In the case of the aforementioned author, for example, the lack of faith in Russia's great future is not simply a matter of expediency, but, in my opinion, a necessity realized with a calculator in a publisher's hand. First, there is no need to encumber yourself with a profound knowledge of Russian history; second, this way it is easier to adapt to your new motherland; and third, this way it is more convenient to part with your historical motherland.

Action plan for those who stay put

The technology of the lack of faith in Russia's future, based on the failure or the reluctance to understand how the present situation in the country and in the world can be changed, multiplied by banal resentment (they did not recognize my talents), is as old as the world. Russia encountered the "Russia will fall apart" kind of opus at the beginning of the past century. True, if at that time, individuals who believed in the Red idea banished those who believed in something else out of Russia, today, characters who are overwhelmed by pessimism regarding the future of the great Russian power are running from the sinking ship on their own.

Question: What is to be done by those who prefer to stay put?

In his time, by returning to his sinking Motherland, the well-known Soviet and Russian philosopher Alexander Zinoviev showed what a Russian (and especially a Russian author) can and should do at a critical time for his country. The position that is not only the most decent but also the most beneficial is to do his utmost to ensure that Russia has a decent future.

The present needs to be changed: not by going to the extremes of primitive schemas, but based on the knowledge of what needs to be done here and now: how Russia is to extricate itself from the traps of liberal ideas and privatization and the labyrinths of the conservative alternative and all kinds of nationalization.

Zinoviev sought to bring ideology closer to science, anticipating the onset of obscurantism in Russia. And it seems that this time has come, as certain Russian authors have become involved in spreading the dark, transitory and evil. The root cause of this obscurantism is not the oprichnina policy [of mass reprisals, public executions and the confiscation of land], not the Tatar-Mongol yoke nor Soviet totalitarianism. Its root cause is the infantilism of know-it-alls, who are in fact know-nothings, but are not even aware of this.

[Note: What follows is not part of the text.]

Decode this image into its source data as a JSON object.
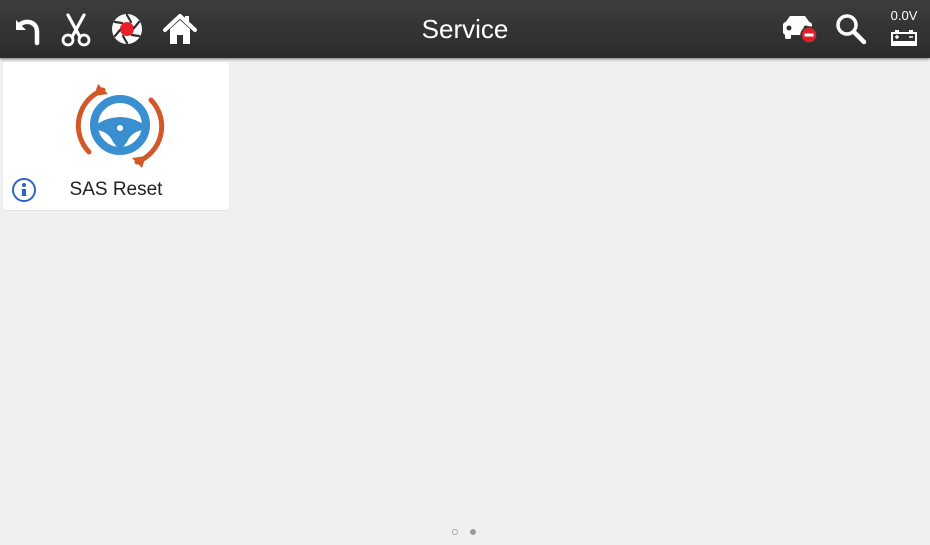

As is known, national ideology is not born within the ruling establishment. It is always born in society, among those seeking to establish the truth, not swim with the tide, posing as a rower, let alone the captain.

As is known, in its movement towards a bright future, the West relies not so much on the idea of social progress as on free market laws. Modern-day Russia, being in the economic periphery of the free-market West, still has a choice. Either it will remain the periphery of the Western world or it will try to become an independent global actor in its own right. If it chooses the latter (and this choice seemed to be confirmed today), it will need to rely, first, on its own, domestic market, and second, on an ideology growing not out of faith that Russia can have its own development path, but out of the knowledge of how to achieve this.

Any options without objective knowledge, or respect for this knowledge, based on faith in the triumph of reason and good, are part of the eternal movement from state violence to public mutiny and back.